Andrew Sullivan wonders why fiscal conservatives aren’t asking some searching questions about the cost of the ISIS campaign:

The ISIS campaign is utterly amorphous and open-ended at this point — exactly the kind of potentially crippling government program Republicans usually want to slash. It could last more than three years (and that’s what they’re saying at the outset); the cost is estimated by some to be around $15 billion a year, but no one really knows. The last phase of the same war cost, when all was said and done, something close to $1.5 trillion – and our current travails prove that this was one government program that clearly failed to achieve its core original objectives, and vastly exceeded its original projected costs.

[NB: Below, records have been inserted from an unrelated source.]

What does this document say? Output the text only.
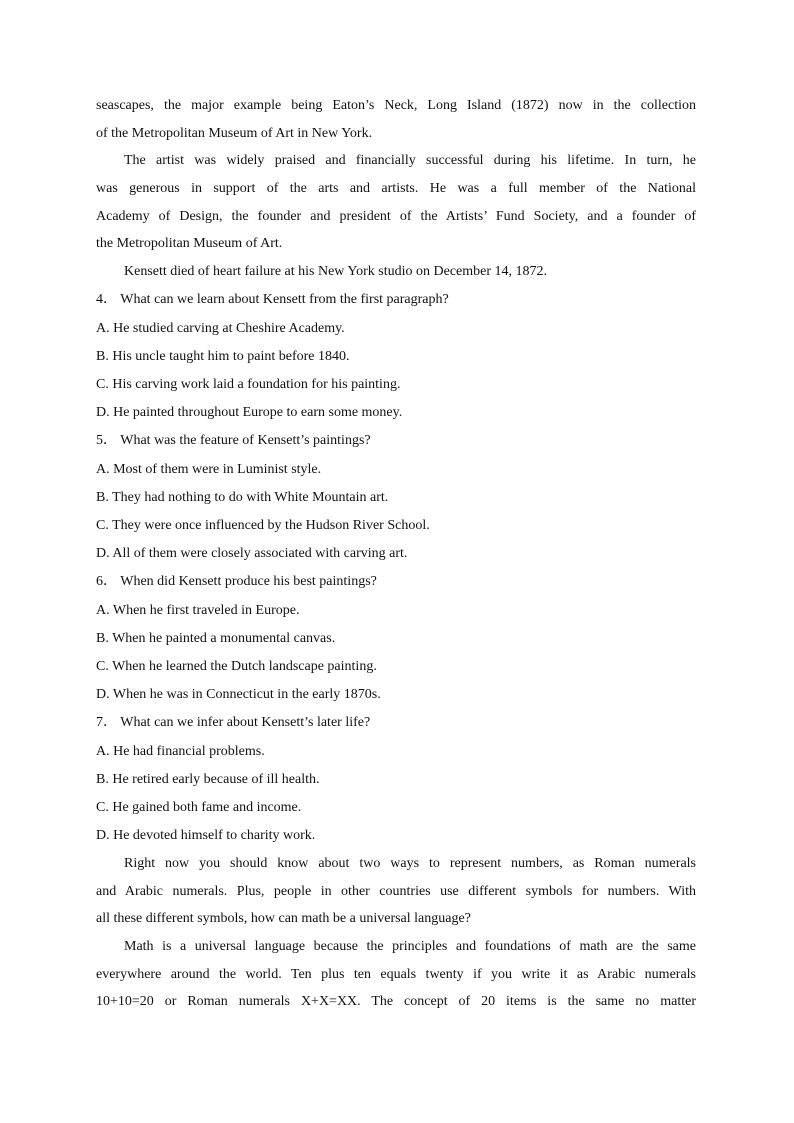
seascapes, the major example being Eaton’s Neck, Long Island (1872) now in the collection
of the Metropolitan Museum of Art in New York.
The artist was widely praised and financially successful during his lifetime. In turn, he
was generous in support of the arts and artists. He was a full member of the National
Academy of Design, the founder and president of the Artists’ Fund Society, and a founder of
the Metropolitan Museum of Art.
Kensett died of heart failure at his New York studio on December 14, 1872.
4． What can we learn about Kensett from the first paragraph?
A. He studied carving at Cheshire Academy.
B. His uncle taught him to paint before 1840.
C. His carving work laid a foundation for his painting.
D. He painted throughout Europe to earn some money.
5． What was the feature of Kensett’s paintings?
A. Most of them were in Luminist style.
B. They had nothing to do with White Mountain art.
C. They were once influenced by the Hudson River School.
D. All of them were closely associated with carving art.
6． When did Kensett produce his best paintings?
A. When he first traveled in Europe.
B. When he painted a monumental canvas.
C. When he learned the Dutch landscape painting.
D. When he was in Connecticut in the early 1870s.
7． What can we infer about Kensett’s later life?
A. He had financial problems.
B. He retired early because of ill health.
C. He gained both fame and income.
D. He devoted himself to charity work.
Right now you should know about two ways to represent numbers, as Roman numerals
and Arabic numerals. Plus, people in other countries use different symbols for numbers. With
all these different symbols, how can math be a universal language?
Math is a universal language because the principles and foundations of math are the same
everywhere around the world. Ten plus ten equals twenty if you write it as Arabic numerals
10+10=20 or Roman numerals X+X=XX. The concept of 20 items is the same no matter
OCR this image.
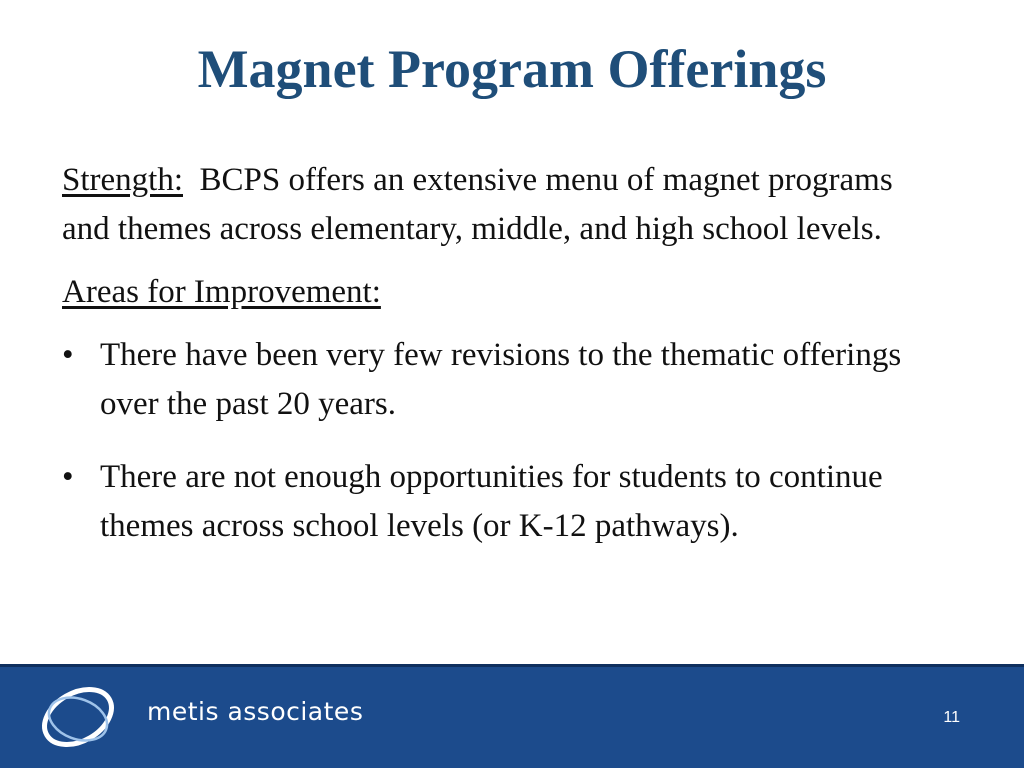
Magnet Program Offerings

Strength: BCPS offers an extensive menu of magnet programs and themes across elementary, middle, and high school levels.

Areas for Improvement:

• There have been very few revisions to the thematic offerings over the past 20 years.
• There are not enough opportunities for students to continue themes across school levels (or K-12 pathways).
metis associates	11
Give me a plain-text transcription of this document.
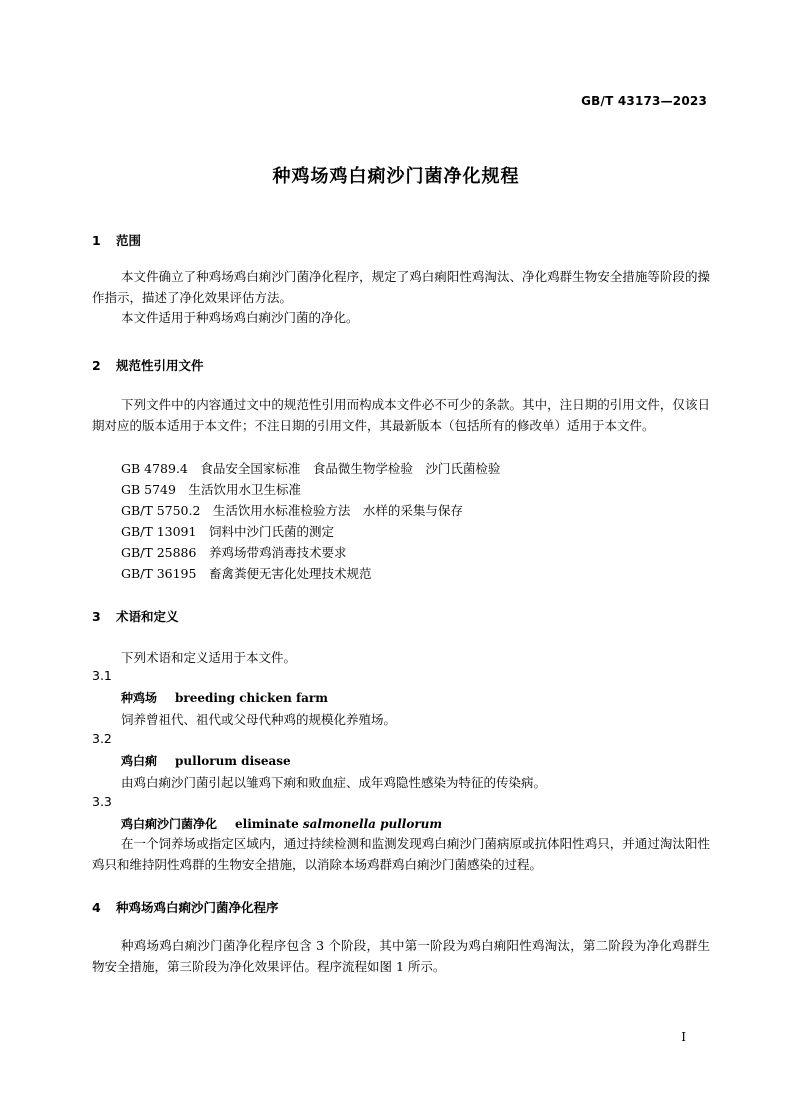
GB/T 43173—2023
种鸡场鸡白痢沙门菌净化规程
1 范围

本文件确立了种鸡场鸡白痢沙门菌净化程序，规定了鸡白痢阳性鸡淘汰、净化鸡群生物安全措施等阶段的操作指示，描述了净化效果评估方法。

本文件适用于种鸡场鸡白痢沙门菌的净化。

2 规范性引用文件

下列文件中的内容通过文中的规范性引用而构成本文件必不可少的条款。其中，注日期的引用文件，仅该日期对应的版本适用于本文件；不注日期的引用文件，其最新版本（包括所有的修改单）适用于本文件。

GB 4789.4　食品安全国家标准　食品微生物学检验　沙门氏菌检验
GB 5749　生活饮用水卫生标准
GB/T 5750.2　生活饮用水标准检验方法　水样的采集与保存
GB/T 13091　饲料中沙门氏菌的测定
GB/T 25886　养鸡场带鸡消毒技术要求
GB/T 36195　畜禽粪便无害化处理技术规范
3 术语和定义
下列术语和定义适用于本文件。
3.1
种鸡场 breeding chicken farm
饲养曾祖代、祖代或父母代种鸡的规模化养殖场。
3.2
鸡白痢 pullorum disease
由鸡白痢沙门菌引起以雏鸡下痢和败血症、成年鸡隐性感染为特征的传染病。
3.3
鸡白痢沙门菌净化 eliminate salmonella pullorum

在一个饲养场或指定区域内，通过持续检测和监测发现鸡白痢沙门菌病原或抗体阳性鸡只，并通过淘汰阳性鸡只和维持阴性鸡群的生物安全措施，以消除本场鸡群鸡白痢沙门菌感染的过程。

4 种鸡场鸡白痢沙门菌净化程序

种鸡场鸡白痢沙门菌净化程序包含 3 个阶段，其中第一阶段为鸡白痢阳性鸡淘汰，第二阶段为净化鸡群生物安全措施，第三阶段为净化效果评估。程序流程如图 1 所示。

I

If this were a massive $1.5 trillion infrastructure project for the homeland, we’d be having hearing after hearing on how ineffective and crony-ridden it is; there would be government reports on its cost-benefit balance; there would be calls to end it tout court. But a massive government program that can be seen as a form of welfare dependency for the actual countries — Turkey, Iran, Jordan, Kurdistan — facing the crisis gets almost no scrutiny at all.

Yep. The only problem with Sullivan’s post is the headline: “Does The GOP Really Give A Shit About The Debt?” Surely that’s not a serious question? Of course they don’t. They care about cutting taxes on the rich and cutting spending on the poor. The deficit is a convenient cudgel for advancing that agenda, but as Sullivan says, “it is hard to resist the conclusion, after the last few weeks, that it’s all a self-serving charade.”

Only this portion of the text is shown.